The institute doesn’t have statistics on partial-birth abortions, per se, but its latest national figures show that 1.5 percent of abortions in 2006 were done during the late second trimester or the third trimester of pregnancy. In any case, partial-birth abortions make up only a portion of the 1.5 percent of all abortions that are performed later in a pregnancy.
So, although partial-birth abortions were rarely done, Thompson did --as EMILY’s List claimed -- support a law that subjected partial-birth abortion providers to possible life imprisonment.
Women forced to leave state
The second claim made by EMILY’s List was "women were forced to cross state lines in order to receive attention for life-threatening issues."
The group cited news articles about abortion providers around Wisconsin canceling abortion appointments after a federal judge refused to issue a temporary restraining order to prevent the 1998 partial-birth ban law from going into effect.
The articles quoted providers as saying that women who had scheduled abortions were forced to reschedule them or to get the procedure done out of state. The Milwaukee Journal Sentinel reported at the time that abortion providers throughout Wisconsin put all abortion procedures on hold for a few days as they waited for legal questions about the law to be sorted out.
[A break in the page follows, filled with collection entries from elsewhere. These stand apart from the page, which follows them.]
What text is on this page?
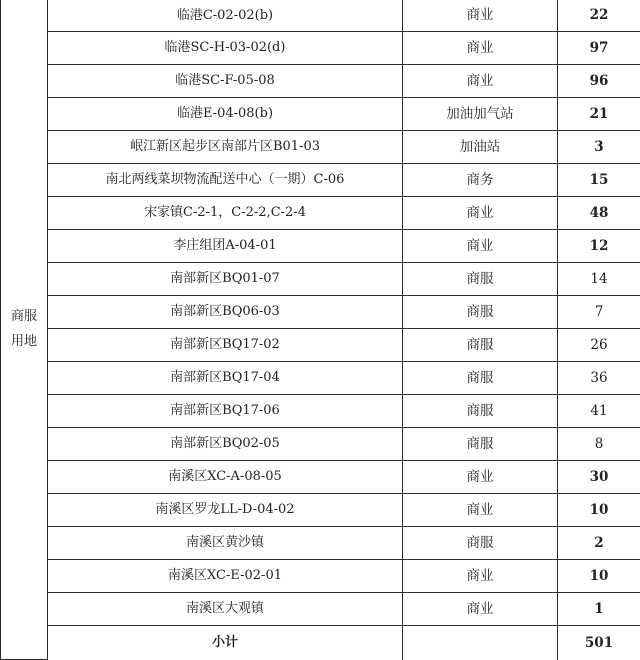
商服
用地	临港C-02-02(b)	商业	22
	临港SC-H-03-02(d)	商业	97
	临港SC-F-05-08	商业	96
	临港E-04-08(b)	加油加气站	21
	岷江新区起步区南部片区B01-03	加油站	3
	南北两线菜坝物流配送中心（一期）C-06	商务	15
	宋家镇C-2-1，C-2-2,C-2-4	商业	48
	李庄组团A-04-01	商业	12
	南部新区BQ01-07	商服	14
	南部新区BQ06-03	商服	7
	南部新区BQ17-02	商服	26
	南部新区BQ17-04	商服	36
	南部新区BQ17-06	商服	41
	南部新区BQ02-05	商服	8
	南溪区XC-A-08-05	商业	30
	南溪区罗龙LL-D-04-02	商业	10
	南溪区黄沙镇	商服	2
	南溪区XC-E-02-01	商业	10
	南溪区大观镇	商业	1
	小计		501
EMILY’s List did not provide us evidence to show that any women left Wisconsin "to receive attention for life-threatening issues."
The group’s spokeswoman, Jess McIntosh, said in an email: "The abortion providers who stopped working told dozens of prospective patients who needed to be seen immediately that they had to travel. Assuming not a single one did that and went on to have the procedure just isn't plausible."
It’s also not likely, however, that all or even most females who were seeking an abortion at the time faced a life-threatening situation.
Asked about the EMILY’s statement, Thompson campaign spokesman Darrin Schmitz said: "Gov. Thompson is proud of his pro-life record and defense of the unborn."
In support of Baldwin’s Senate bid, EMILY’s List said Thompson had "pushed such strict laws that abortion providers faced potential life imprisonment and women were forced to cross state lines in order to receive attention for life-threatening issues."
A partial-birth abortion ban that Thompson signed into law as Wisconsin’s governor did contain the life imprisonment provision.
The law also caused many abortion providers, at least for a few days, to stop performing abortions. That means it was possible some Wisconsin women had to leave the state in order to get an abortion. But there is no proof, as EMILY’s List claimed, that women were forced to leave the state "to receive attention for life-threatening issues."
We rate the EMILY’s List statement Half True.